In its second year, the Pittonkatonk May Day Brass BBQ is more than a music festival | Music | Pittsburgh | Pittsburgh City Paper

In its second year, the Pittonkatonk May Day Brass BBQ is more than a music festival

"Music, it's not something we buy — it's not something we go to see. It's something we do."

For one day, Pittonkatonk will transform Schenley Park into a whirling convergence of horns, trombones, drums and barbecue. The all-ages brass music festival returns for its second year, this time with even more local and touring bands, kid-friendly activities and handmade Serbian sausages.

Last year's Pittonkatonk saw nearly 700 people, including about 100 performers. This year's festival will welcome national acts including: What Cheer? Brigade, from Providence, R.I.; New York's Pitchblak Brass Band; Chicago's Black Bear Combo; and the Detroit Party Marching Band. Local acts Beauty Slap, May Day Marching Band, Slide Worldwide and Col. Eagleburger's Goodtime Highstepping Band will also perform, along with Pittsburgh-area high school marching bands.

Like most grand plans, it all began one night at the Brillobox.

Scratch that. This story begins at Lollapalooza, in 1993, when a teenage Pete Spynda was handed a brochure about "indie rock" by longtime Pittsburgh music promoter Manny Theiner. The flyer was Spynda's introduction to college radio, Don Caballero and self-discovery in the LP aisle. "It was mind-melting," says Spynda. "It changed my life."

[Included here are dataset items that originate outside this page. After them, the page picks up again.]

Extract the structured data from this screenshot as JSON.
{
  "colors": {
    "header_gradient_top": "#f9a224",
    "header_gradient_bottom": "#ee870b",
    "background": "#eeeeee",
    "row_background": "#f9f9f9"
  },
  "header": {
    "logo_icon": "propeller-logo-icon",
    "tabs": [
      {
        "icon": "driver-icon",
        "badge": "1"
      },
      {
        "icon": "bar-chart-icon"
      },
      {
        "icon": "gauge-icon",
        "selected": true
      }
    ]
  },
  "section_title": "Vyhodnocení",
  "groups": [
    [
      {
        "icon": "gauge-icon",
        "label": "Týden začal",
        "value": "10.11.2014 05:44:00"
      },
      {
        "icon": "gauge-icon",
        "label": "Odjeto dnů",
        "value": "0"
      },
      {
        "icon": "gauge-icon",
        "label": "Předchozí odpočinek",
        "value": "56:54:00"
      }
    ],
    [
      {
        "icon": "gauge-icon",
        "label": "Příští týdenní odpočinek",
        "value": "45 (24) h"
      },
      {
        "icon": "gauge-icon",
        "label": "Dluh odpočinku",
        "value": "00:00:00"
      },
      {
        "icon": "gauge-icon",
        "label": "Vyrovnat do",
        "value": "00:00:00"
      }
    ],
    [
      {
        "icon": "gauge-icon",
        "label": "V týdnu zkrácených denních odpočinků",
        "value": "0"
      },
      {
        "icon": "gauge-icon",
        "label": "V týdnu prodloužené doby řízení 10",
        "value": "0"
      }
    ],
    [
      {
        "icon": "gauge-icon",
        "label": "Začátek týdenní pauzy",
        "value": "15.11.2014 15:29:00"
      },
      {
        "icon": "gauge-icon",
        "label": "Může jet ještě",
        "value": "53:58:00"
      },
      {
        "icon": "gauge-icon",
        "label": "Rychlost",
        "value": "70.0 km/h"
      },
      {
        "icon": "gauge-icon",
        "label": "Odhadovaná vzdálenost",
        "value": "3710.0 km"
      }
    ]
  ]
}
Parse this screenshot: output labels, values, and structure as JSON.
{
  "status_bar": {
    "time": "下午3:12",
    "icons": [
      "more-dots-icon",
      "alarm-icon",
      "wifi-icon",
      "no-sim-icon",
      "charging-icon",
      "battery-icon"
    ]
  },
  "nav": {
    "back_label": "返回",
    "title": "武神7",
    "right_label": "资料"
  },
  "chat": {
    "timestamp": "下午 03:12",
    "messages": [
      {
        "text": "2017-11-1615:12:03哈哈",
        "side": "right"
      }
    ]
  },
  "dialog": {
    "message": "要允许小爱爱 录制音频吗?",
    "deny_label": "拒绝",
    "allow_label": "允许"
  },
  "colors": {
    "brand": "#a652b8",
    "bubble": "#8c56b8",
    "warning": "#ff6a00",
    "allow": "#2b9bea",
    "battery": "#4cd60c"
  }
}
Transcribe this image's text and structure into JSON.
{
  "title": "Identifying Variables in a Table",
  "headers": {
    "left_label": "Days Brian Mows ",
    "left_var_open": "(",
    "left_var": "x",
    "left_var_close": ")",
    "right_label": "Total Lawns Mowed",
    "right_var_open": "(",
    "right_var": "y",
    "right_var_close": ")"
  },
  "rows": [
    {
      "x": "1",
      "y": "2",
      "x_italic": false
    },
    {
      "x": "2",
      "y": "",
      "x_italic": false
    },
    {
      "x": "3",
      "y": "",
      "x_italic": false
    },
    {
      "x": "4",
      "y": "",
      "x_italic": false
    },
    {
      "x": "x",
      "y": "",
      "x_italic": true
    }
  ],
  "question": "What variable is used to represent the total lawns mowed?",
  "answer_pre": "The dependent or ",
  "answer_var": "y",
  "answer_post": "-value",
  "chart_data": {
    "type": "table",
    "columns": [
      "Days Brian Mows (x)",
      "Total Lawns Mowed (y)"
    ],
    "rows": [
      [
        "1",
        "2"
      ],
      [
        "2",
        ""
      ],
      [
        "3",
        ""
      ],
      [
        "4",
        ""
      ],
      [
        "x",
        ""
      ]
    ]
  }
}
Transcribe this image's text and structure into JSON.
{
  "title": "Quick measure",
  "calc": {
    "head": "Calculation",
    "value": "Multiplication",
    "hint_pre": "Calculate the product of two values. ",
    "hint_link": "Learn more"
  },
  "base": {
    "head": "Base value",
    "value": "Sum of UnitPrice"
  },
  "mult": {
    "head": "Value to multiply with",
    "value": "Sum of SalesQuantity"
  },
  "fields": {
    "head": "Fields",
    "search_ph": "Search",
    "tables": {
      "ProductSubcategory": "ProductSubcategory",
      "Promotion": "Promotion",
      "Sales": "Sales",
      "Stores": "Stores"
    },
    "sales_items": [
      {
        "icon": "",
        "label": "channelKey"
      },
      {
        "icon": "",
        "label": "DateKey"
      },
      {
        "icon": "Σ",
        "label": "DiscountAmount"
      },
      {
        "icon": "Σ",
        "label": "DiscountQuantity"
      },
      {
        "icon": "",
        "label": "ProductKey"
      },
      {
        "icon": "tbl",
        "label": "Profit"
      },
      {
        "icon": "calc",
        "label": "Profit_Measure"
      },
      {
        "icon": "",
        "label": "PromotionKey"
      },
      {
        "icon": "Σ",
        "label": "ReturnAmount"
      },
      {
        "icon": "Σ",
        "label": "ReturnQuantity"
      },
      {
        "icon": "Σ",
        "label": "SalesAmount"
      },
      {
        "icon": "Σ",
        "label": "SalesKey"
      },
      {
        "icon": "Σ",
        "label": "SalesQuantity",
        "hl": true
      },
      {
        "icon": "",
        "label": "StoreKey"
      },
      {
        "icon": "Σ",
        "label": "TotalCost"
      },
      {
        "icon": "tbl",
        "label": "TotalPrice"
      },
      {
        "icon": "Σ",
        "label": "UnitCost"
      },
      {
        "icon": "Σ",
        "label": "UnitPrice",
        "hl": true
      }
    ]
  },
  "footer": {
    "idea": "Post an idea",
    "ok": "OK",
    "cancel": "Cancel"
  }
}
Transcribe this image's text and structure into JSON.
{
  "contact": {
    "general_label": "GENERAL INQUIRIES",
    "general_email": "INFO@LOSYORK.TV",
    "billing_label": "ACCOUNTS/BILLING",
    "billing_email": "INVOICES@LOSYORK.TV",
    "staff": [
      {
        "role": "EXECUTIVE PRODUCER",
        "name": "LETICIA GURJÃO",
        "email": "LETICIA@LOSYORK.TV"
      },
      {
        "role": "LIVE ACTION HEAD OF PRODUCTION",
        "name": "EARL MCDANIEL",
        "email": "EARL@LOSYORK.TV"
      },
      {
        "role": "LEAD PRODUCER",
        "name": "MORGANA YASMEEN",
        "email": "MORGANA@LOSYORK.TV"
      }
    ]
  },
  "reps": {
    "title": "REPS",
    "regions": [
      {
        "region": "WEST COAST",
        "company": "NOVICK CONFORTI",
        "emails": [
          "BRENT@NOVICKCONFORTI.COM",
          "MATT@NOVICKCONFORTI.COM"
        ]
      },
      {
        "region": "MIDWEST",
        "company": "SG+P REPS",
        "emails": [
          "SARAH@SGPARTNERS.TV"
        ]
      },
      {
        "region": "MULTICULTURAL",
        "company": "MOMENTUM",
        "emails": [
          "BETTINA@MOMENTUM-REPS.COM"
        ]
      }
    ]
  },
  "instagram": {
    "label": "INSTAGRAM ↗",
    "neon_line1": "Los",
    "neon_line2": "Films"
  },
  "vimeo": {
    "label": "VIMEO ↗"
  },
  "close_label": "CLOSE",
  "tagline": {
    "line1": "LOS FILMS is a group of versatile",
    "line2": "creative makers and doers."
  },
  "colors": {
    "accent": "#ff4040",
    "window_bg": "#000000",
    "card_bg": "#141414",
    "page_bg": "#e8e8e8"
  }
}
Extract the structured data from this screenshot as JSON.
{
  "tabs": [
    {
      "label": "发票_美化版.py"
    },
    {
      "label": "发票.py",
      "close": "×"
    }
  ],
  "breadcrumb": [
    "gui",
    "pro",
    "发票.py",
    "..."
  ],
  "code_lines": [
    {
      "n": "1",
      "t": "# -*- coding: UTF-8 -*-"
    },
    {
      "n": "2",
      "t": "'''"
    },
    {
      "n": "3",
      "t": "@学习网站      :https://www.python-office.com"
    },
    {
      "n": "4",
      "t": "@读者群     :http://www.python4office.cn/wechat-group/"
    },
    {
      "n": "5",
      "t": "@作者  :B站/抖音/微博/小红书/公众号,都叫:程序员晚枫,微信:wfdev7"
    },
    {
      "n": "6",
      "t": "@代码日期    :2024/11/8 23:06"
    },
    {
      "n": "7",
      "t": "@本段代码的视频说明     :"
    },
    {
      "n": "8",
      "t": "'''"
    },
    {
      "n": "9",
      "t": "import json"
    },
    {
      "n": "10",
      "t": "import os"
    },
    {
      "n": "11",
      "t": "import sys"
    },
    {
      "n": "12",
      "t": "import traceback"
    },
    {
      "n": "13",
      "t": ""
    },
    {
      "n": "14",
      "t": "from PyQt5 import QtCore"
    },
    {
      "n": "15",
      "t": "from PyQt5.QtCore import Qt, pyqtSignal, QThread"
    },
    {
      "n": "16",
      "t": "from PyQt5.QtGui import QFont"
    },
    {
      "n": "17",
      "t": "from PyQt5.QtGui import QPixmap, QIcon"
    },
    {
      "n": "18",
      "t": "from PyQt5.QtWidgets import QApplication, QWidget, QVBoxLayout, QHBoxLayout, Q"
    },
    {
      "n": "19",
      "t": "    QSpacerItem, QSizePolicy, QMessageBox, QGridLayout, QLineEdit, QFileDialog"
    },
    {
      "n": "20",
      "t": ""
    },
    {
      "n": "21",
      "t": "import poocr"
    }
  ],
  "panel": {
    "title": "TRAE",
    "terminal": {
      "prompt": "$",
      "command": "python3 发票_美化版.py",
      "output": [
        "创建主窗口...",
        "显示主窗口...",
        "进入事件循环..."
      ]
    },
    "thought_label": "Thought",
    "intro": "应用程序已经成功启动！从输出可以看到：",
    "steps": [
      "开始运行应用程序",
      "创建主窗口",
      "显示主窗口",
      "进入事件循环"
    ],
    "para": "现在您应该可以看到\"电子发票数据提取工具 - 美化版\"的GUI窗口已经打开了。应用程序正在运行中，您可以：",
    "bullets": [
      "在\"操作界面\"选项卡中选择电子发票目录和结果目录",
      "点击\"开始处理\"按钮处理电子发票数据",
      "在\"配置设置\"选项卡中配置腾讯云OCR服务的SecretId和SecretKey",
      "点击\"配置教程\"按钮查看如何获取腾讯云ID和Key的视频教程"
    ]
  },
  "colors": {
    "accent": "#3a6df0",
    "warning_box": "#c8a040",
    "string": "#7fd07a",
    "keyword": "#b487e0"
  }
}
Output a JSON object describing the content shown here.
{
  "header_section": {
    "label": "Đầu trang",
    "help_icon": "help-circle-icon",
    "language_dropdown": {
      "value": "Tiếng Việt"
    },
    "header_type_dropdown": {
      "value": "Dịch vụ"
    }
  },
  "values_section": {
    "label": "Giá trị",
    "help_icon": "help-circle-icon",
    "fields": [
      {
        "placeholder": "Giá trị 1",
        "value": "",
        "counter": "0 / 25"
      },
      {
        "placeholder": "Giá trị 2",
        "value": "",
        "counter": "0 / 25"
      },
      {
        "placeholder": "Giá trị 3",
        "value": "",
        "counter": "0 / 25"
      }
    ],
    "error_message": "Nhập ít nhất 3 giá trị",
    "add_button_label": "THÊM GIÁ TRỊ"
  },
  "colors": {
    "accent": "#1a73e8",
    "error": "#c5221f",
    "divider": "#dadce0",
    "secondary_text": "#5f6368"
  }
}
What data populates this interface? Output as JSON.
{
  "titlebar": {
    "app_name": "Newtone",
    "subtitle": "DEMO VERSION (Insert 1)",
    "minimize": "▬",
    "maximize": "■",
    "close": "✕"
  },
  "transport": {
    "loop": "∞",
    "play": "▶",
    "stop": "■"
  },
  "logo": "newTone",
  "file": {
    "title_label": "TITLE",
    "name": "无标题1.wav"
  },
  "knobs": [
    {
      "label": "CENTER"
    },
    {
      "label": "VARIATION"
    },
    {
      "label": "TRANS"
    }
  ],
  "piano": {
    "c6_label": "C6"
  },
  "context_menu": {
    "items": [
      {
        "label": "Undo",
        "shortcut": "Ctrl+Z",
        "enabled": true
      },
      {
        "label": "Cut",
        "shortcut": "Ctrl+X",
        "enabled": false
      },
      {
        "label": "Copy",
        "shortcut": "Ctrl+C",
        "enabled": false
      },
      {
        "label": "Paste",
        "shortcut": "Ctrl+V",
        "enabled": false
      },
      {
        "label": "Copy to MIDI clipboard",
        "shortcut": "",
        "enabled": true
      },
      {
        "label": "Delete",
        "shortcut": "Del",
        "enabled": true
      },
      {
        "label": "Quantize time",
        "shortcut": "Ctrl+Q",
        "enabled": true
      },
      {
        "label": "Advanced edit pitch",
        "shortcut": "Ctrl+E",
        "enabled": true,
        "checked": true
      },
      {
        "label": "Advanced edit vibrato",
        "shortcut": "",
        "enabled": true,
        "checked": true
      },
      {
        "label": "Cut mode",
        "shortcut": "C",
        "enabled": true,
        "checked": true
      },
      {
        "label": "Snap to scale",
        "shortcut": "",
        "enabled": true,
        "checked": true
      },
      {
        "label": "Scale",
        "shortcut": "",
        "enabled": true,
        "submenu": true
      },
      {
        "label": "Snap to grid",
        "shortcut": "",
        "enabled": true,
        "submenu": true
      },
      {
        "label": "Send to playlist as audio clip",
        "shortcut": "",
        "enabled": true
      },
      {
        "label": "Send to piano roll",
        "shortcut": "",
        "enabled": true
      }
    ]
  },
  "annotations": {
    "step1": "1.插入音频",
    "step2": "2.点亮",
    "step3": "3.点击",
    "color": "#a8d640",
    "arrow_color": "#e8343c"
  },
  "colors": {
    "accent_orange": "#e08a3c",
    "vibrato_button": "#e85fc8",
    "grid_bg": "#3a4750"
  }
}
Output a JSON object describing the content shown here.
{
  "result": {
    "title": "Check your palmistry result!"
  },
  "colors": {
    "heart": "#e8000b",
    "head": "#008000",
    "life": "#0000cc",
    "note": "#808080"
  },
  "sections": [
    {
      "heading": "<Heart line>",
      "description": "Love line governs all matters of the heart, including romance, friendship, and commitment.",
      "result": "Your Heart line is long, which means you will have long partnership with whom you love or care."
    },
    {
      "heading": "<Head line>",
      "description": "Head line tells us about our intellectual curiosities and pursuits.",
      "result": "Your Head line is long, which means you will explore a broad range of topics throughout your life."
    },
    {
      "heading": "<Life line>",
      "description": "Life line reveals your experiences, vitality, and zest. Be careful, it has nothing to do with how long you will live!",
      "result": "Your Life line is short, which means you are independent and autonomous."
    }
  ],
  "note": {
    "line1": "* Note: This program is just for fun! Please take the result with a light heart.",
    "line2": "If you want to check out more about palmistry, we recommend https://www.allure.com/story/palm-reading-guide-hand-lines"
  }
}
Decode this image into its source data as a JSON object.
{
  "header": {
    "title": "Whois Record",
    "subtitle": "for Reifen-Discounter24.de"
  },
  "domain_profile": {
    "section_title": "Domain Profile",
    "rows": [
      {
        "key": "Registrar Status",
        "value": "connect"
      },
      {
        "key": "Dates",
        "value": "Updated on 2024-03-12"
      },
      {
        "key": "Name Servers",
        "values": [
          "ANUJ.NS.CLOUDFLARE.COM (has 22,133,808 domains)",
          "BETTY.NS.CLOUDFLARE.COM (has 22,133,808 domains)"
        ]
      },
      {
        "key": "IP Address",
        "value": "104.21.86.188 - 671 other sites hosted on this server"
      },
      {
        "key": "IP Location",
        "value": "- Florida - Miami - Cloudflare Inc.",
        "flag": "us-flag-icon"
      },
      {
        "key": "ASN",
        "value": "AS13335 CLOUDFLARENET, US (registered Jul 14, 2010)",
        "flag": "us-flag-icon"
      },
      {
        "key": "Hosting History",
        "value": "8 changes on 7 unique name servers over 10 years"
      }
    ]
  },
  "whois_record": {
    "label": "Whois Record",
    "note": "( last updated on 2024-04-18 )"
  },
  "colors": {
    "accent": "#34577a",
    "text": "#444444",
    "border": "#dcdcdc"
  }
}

In its second year, the Pittonkatonk May Day Brass BBQ is more than a music festival
Photo courtesy of Todd Seelie
Unpolished: What Cheer? Brigade

Fast-forward a couple of decades and Spynda is now one of the city's most prominent event producers and DJs. He's responsible for Pandemic, Weather Permitting and programming the Bayardstown Social Club.

"Pete had a reputation for making stuff happen," says Rich Randall, an associate professor at Carnegie Mellon University who looks at music, technology and culture in the 21st century. Randall was wrapping up a project for CMU's Center for Arts in Society and had an idea for something new — a May Day event focusing on music and labor. He and Spynda chatted upstairs at Brillobox, and Spynda thought about the sweaty, raucous What Cheer? Brigade shows his friend Jason Dunbar had been putting on in his Highland Park garage: donation-based attendance; explosive, genre-defying sounds; lots of eating and drinking and dancing.

"Those Dunbar parties were really the precursor to Pittonkatonk," says Spynda.

The first Pittonkatonk, in May 2014, was "the most fun Schenley Park's had in a long time," says Dunbar, who now volunteers with the festival. "It's the most inviting community. It's almost impossible to have a bad time when watching these bands."

But this is more than a musical festival. As Spynda says, "We're not just trying to throw a party in the park."

The focus of Pittonkatonk is on community. It's about bringing together people who might otherwise never convene, and blurring the line between performer and spectator. There's no admission fee, there are no food trucks, and there's no stage or sound system.